Olfson M, Mechanic D
Department of Psychiatry, College of Physicians and Surgeons of Columbia University/New York State Psychiatric Institute, NY 10032, USA.
Am J Psychiatry. 1996 Dec;153(12):1613-9. doi: 10.1176/ajp.153.12.1613.
The authors' goal was to assess the effects of facility ownership on the characteristics of psychiatric inpatients treated in public, private nonprofit, or proprietary general hospitals.
Data from the 1993 National Hospital Discharge Survey were analyzed to determine the number, sociodemographic and diagnostic composition, and treatment characteristics of patients with primary mental disorders discharged from public, private nonprofit, and proprietary general hospitals.
An estimated 1.83 million patients with a primary mental disorder diagnosis were discharged from general hospitals in 1993; the number of such discharges in the National Hospital Discharge Survey, which excluded federal general hospitals, was 13,086. These patients were unevenly distributed among public (9.4%), private nonprofit (78.9%), and proprietary (11.7%) hospitals.

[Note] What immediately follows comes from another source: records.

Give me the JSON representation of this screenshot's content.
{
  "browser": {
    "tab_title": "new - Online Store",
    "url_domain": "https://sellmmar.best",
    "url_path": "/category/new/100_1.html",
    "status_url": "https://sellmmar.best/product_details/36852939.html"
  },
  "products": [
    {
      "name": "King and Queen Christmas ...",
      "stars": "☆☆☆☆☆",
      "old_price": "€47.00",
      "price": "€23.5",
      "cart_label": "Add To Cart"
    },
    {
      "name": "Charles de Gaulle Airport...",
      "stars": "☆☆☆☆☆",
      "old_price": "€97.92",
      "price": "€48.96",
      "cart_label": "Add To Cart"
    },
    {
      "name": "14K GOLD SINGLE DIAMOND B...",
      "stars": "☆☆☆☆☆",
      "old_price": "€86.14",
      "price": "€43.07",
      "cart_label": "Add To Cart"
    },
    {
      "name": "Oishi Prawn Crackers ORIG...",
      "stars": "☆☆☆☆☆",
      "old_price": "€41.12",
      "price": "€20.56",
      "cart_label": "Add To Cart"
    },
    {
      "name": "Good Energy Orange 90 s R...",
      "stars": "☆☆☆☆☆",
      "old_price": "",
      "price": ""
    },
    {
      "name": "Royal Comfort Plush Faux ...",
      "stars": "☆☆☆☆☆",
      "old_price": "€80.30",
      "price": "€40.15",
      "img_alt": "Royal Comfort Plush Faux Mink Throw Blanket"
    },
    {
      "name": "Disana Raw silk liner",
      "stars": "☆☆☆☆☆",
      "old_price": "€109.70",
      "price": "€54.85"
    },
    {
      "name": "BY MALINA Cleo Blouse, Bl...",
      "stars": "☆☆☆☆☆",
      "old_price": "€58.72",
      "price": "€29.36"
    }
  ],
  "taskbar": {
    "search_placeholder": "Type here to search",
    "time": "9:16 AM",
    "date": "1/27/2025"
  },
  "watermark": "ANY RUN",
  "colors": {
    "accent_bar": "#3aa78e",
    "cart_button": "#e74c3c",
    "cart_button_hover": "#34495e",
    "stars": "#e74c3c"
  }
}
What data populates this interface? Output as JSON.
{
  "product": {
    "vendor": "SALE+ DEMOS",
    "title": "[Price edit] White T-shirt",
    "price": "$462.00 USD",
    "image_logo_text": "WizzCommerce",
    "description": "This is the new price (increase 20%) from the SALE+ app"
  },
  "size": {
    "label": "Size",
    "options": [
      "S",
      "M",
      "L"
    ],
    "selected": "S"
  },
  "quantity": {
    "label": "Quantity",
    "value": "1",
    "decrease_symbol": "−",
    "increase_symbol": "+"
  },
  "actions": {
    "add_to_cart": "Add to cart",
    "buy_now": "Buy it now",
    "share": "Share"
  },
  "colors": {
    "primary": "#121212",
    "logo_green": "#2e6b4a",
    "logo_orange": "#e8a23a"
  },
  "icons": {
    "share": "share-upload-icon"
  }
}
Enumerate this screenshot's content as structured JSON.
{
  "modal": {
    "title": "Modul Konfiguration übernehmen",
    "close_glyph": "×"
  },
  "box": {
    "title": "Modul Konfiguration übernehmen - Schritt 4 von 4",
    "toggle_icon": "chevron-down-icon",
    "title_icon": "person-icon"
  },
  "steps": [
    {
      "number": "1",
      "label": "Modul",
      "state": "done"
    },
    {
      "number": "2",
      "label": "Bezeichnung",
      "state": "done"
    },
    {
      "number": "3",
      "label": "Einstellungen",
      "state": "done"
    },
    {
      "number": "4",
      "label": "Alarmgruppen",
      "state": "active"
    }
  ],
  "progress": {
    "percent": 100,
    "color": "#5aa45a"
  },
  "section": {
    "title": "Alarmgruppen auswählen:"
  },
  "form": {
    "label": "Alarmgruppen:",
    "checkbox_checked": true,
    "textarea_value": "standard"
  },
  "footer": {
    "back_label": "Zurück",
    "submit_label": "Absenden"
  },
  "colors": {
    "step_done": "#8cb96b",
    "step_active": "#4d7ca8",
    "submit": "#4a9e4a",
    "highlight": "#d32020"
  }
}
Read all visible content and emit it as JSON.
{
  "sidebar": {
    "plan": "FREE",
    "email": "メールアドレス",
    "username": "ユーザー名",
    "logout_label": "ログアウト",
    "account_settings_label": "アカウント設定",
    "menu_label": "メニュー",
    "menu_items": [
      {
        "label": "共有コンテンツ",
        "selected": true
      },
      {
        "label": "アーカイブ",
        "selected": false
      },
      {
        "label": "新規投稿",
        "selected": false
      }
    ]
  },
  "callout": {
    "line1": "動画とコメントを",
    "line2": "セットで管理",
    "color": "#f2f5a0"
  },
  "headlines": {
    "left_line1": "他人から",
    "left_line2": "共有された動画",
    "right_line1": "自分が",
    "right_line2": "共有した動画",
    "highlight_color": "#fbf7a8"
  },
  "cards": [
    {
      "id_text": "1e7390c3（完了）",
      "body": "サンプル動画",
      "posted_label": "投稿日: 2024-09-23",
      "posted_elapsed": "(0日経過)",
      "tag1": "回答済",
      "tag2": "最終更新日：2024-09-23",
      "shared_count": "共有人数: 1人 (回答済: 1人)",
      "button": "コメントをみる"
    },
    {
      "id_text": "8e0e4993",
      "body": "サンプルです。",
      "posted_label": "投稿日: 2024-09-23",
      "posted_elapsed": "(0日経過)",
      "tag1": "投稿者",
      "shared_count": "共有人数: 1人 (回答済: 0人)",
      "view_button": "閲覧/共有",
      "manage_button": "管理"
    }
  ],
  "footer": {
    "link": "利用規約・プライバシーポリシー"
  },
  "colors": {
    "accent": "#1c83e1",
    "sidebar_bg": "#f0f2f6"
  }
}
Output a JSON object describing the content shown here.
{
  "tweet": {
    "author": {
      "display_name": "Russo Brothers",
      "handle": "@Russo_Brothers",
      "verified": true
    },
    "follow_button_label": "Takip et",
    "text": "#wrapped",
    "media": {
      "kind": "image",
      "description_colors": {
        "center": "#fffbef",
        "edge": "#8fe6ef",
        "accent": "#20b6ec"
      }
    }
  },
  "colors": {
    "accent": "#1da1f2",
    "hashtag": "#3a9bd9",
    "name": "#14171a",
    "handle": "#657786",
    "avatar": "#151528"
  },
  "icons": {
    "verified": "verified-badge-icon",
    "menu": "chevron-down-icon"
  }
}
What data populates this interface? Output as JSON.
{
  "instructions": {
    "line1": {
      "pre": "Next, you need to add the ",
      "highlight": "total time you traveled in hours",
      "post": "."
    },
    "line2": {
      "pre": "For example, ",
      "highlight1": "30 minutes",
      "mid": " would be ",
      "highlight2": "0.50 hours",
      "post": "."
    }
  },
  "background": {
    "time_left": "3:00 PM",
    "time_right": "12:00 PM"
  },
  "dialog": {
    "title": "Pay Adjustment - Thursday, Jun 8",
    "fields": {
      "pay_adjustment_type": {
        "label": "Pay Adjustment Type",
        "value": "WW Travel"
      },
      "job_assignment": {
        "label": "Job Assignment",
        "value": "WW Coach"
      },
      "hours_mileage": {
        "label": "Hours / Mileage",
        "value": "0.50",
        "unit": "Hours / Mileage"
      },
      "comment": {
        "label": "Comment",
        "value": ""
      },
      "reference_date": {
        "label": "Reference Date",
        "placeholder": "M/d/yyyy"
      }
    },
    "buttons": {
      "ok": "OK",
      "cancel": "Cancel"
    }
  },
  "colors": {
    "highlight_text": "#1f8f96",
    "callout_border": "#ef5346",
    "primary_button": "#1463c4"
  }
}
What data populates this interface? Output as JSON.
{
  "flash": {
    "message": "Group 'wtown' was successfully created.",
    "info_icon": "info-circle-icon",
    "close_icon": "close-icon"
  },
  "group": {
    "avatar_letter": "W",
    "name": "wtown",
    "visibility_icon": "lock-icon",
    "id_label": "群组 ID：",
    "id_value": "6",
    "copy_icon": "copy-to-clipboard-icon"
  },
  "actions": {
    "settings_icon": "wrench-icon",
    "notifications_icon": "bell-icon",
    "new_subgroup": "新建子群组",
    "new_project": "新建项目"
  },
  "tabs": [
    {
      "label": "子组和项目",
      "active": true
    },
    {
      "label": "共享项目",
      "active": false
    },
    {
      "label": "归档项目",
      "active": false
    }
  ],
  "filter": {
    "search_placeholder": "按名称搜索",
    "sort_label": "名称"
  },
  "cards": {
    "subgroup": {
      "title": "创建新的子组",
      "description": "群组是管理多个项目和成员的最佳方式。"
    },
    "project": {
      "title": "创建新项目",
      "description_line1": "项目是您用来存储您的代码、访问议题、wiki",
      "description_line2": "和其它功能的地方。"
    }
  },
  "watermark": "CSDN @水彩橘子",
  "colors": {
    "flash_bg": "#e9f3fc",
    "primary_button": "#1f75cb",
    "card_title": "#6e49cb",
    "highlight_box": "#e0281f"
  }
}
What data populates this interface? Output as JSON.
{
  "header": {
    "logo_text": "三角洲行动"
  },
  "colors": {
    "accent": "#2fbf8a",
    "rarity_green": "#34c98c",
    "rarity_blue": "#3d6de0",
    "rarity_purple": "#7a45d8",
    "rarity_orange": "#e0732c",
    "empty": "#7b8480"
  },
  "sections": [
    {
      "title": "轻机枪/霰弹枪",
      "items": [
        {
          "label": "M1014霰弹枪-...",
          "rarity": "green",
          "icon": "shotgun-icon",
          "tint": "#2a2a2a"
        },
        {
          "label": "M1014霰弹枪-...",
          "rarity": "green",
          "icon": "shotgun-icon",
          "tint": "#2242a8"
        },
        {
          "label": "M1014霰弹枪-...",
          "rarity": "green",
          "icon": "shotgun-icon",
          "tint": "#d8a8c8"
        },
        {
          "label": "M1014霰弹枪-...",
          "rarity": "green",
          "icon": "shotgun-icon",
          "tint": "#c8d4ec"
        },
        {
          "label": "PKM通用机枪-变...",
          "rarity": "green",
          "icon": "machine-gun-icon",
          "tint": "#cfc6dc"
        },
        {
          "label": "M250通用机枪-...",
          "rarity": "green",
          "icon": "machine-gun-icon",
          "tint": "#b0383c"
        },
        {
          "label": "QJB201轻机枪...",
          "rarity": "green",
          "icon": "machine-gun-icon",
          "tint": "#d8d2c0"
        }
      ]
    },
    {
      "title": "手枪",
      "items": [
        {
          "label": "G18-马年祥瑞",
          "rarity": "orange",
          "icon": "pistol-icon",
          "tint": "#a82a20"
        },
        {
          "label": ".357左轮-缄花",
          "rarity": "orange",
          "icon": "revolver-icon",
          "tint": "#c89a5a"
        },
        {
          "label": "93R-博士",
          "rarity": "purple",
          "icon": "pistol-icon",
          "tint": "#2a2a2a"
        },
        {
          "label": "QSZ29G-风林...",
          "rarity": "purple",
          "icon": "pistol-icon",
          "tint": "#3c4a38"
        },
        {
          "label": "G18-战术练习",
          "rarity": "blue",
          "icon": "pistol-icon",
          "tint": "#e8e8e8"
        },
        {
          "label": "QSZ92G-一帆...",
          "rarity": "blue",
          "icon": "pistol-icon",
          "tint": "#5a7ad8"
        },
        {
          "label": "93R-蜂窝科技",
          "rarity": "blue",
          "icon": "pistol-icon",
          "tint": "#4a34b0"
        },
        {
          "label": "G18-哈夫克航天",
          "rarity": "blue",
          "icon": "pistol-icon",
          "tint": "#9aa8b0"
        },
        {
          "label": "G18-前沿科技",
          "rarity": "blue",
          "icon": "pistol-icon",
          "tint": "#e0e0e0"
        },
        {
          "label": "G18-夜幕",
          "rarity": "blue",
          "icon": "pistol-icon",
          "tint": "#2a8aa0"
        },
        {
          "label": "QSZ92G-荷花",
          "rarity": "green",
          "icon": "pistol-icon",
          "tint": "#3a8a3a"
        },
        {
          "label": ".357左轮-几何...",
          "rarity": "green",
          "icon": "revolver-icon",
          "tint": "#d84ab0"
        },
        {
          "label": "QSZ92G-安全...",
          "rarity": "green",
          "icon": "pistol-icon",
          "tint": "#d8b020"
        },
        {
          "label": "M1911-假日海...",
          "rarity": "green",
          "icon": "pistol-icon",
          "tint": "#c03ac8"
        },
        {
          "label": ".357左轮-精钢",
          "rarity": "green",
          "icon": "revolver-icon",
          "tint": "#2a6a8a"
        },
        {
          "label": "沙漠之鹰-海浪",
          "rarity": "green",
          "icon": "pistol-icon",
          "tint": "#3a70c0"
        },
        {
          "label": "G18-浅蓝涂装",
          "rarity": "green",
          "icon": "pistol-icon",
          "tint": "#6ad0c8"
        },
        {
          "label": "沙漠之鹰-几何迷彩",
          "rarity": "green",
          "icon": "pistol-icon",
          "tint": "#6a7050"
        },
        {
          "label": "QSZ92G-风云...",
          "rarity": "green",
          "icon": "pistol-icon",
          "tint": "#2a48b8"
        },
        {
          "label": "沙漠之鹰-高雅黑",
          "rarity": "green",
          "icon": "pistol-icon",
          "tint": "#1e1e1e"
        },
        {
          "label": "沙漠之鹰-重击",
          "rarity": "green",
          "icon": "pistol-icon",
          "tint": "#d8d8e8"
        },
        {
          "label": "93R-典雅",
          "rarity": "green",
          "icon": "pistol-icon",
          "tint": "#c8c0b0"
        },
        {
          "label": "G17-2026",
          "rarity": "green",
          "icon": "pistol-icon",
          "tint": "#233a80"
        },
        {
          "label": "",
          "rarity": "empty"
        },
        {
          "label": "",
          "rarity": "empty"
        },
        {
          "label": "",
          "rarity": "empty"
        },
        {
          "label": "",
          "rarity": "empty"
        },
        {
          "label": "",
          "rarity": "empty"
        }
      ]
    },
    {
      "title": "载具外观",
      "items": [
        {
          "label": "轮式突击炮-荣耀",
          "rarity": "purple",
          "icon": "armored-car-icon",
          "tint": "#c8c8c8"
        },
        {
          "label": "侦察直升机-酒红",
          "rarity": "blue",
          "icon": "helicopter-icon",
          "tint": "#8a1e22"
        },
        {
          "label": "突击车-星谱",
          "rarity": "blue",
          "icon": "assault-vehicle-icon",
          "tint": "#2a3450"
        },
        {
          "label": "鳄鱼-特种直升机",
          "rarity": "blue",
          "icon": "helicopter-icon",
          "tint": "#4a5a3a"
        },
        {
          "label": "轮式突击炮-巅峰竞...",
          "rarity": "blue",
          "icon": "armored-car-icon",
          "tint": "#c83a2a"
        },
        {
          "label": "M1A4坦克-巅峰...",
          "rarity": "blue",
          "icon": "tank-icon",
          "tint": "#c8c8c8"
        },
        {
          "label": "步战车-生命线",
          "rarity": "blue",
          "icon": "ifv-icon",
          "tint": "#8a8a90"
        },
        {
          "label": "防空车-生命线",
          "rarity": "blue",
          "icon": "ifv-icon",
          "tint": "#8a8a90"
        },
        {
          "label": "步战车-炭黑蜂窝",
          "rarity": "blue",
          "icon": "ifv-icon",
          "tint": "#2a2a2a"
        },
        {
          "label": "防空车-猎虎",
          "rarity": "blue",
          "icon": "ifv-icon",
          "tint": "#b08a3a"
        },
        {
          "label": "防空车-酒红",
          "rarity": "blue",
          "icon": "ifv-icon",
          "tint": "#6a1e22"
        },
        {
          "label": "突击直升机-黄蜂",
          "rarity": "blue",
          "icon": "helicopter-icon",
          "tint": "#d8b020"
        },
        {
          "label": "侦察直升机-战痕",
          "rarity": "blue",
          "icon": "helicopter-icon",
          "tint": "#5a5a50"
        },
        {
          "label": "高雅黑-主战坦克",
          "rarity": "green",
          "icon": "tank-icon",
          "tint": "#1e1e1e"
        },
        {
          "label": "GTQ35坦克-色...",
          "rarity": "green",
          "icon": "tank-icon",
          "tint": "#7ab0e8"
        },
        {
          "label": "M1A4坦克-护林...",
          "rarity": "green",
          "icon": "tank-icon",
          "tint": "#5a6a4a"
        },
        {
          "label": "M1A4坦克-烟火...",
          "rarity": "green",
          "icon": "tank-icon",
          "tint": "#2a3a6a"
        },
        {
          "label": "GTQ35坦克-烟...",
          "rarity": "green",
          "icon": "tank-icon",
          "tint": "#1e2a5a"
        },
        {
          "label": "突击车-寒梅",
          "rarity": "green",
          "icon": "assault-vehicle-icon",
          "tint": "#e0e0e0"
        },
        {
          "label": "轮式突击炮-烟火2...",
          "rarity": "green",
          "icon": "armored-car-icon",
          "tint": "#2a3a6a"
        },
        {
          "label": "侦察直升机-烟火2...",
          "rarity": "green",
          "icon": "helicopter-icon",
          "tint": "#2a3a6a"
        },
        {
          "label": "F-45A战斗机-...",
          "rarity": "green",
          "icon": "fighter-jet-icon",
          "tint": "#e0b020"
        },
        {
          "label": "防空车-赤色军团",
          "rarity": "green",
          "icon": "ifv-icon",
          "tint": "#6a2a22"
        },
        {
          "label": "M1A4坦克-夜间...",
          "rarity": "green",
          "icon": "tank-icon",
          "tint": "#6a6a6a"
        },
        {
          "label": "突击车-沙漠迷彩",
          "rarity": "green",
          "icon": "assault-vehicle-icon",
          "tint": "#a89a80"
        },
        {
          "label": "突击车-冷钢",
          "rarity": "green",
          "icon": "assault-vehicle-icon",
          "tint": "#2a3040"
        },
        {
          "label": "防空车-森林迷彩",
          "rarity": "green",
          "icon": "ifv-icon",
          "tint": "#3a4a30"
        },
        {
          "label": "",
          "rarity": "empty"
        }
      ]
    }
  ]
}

Psychiatric patients of public and private nonprofit hospitals were more likely to be diagnosed with schizophrenia (public: 23.4%, nonprofit: 18.8%, proprietary: 12.6%), a comorbid substance-related disorder (public: 29.9%, nonprofit: 31.0%, proprietary: 17.4%), a personality disorder (public: 11.6%, nonprofit: 11.3%, proprietary: 4.7%), or a general medical disorder (public: 62.4%, nonprofit: 57.4%, proprietary: 41.1%) than patients of proprietary hospitals. Uninsured psychiatric patients were far more common at public hospitals than at the other types of facilities (public: 17.0%, nonprofit: 9.9%, proprietary: 6.4%).
Public general hospitals play an important role in caring for uninsured patients with severe mental illness. Before widespread closures occur in the public general hospital sector, it is critical that policy makers identify and develop resources to replace the care these institutions currently provide to poor patients with severe psychiatric disorders.
作者的目标是评估医院所有权对在公立、私立非营利性或营利性综合医院接受治疗的精神科住院患者特征的影响。
对1993年全国医院出院调查的数据进行分析,以确定从公立、私立非营利性和营利性综合医院出院的原发性精神障碍患者的数量、社会人口统计学和诊断构成以及治疗特征。
1993年估计有183万例原发性精神障碍诊断患者从综合医院出院;全国医院出院调查(不包括联邦综合医院)中的此类出院病例数为13086例。这些患者在公立(9.4%)、私立非营利性(78.9%)和营利性(11.7%)医院中的分布不均衡。公立和私立非营利性医院的精神科患者比营利性医院的患者更有可能被诊断患有精神分裂症(公立:23.4%,非营利性:18.8%,营利性:12.6%)、合并物质相关障碍(公立:29.9%,非营利性:31.0%,营利性:17.4%)、人格障碍(公立:11.6%,非营利性:11.3%,营利性:4.7%)或一般躯体疾病(公立:62.4%,非营利性:57.4%,营利性:41.1%)。未参保的精神科患者在公立医院比在其他类型的机构更为常见(公立:17.0%,非营利性:9.9%,营利性:6.4%)。
公立综合医院在照顾未参保的重症精神疾病患者方面发挥着重要作用。在公立综合医院部门广泛关闭之前,政策制定者必须确定并开发资源,以取代这些机构目前为贫困重症精神障碍患者提供的护理。